ONLINE sex offenders will get substantially reduced sentences unless police are given more resources to bring them to justice, York’s top judge has warned.

The Recorder of York, Judge Sean Morris, criticised the length of time taken to bring a North Yorkshire man to justice for distributing indecent videos of children of the worst kind.

He heard that Ryan Purvis, 31, had used the internet to send three videos to other people three and a half years ago.

According to national sentencing guidelines, defendants distributing indecent videos of children of the worst kind should receive between two to five years in jail with a discount if they plead guilty.

But the judge slashed Purvis' sentence to six months imprisonment because of the delay in bringing him to court, saying any longer sentence would be unjust.

“Three and a half years to go from arrest to court is not acceptable,” he said. “It is not the fault of the police. They have many calls upon their resources.”

Unless more was done to enable police to process cases more quickly more sex offenders would receive substantially reduced sentences, he warned.

“If these cases are investigated quicker then sentences will not be slashed,” he said.  

Purvis, of Hawkser, Whitby, pleaded guilty before Scarborough Magistrates' Court to distributing three indecent images of children of the worst category, three charges of making indecent images of children by downloading from the internet involving all three categories of seriousness and one charge each of having a prohibited image of a child and extreme pornography.
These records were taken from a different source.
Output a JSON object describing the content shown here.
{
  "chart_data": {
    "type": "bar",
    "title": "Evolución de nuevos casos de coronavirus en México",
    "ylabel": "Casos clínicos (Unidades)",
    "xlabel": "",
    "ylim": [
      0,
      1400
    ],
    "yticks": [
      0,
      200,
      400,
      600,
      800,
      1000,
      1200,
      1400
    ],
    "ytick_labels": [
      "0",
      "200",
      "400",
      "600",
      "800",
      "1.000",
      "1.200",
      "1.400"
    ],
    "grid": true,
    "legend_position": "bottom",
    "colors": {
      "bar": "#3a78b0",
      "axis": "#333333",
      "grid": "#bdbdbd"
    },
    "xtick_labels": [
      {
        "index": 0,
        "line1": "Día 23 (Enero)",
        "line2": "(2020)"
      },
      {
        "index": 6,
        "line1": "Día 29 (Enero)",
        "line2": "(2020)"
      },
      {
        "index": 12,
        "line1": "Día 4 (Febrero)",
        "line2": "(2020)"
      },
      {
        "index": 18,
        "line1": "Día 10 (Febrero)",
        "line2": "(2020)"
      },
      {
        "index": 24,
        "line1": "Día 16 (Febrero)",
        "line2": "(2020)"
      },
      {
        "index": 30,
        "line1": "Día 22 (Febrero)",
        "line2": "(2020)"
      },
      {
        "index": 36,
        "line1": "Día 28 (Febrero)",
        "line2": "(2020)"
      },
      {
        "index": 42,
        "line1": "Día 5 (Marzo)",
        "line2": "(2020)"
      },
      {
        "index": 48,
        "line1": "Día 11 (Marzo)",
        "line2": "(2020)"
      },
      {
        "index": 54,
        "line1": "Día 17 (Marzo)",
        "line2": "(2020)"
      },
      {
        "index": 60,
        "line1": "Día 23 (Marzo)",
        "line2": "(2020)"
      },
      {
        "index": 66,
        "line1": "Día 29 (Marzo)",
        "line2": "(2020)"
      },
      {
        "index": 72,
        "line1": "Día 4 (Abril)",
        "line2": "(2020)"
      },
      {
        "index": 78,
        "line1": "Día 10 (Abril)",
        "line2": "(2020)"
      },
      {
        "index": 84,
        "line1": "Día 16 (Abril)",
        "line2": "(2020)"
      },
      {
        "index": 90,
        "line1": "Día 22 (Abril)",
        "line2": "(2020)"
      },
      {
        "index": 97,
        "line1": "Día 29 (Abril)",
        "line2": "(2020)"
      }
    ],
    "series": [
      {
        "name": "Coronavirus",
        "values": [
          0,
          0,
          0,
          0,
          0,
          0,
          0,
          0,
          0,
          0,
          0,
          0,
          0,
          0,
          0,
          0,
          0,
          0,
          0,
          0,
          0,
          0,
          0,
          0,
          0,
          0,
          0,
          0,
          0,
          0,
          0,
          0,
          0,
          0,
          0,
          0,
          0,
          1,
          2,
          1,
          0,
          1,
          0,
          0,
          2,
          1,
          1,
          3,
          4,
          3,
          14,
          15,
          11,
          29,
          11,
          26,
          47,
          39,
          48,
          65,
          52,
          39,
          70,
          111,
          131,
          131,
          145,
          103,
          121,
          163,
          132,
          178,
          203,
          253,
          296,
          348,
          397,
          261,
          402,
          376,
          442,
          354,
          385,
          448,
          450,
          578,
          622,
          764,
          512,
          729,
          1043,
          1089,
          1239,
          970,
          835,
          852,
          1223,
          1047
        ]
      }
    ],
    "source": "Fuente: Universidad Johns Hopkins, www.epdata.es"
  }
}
It was his first court appearance. Magistrates decided the case was too serious for them to deal with and sent him to York Crown Court for sentence.

Magistrates can sentence defendants to up to 12 months in jail if they are guilty of two or more offences that can be heard by the crown court.

In addition to the six-month prison sentence, Purvis was put on the sex offenders’ register and made subject to a sexual harm prevention order, both for seven years.  

For some time, judges and magistrates in York have regularly had to deal with cases involving sexual images of children where the offence was committed and the offender arrested years before they appear in court. 

When a court asks the reason for the delay, it is told that there is a long backlog of internet devices such as mobile phones seized by the police waiting to be forensically examined for evidence of sexual and other offences.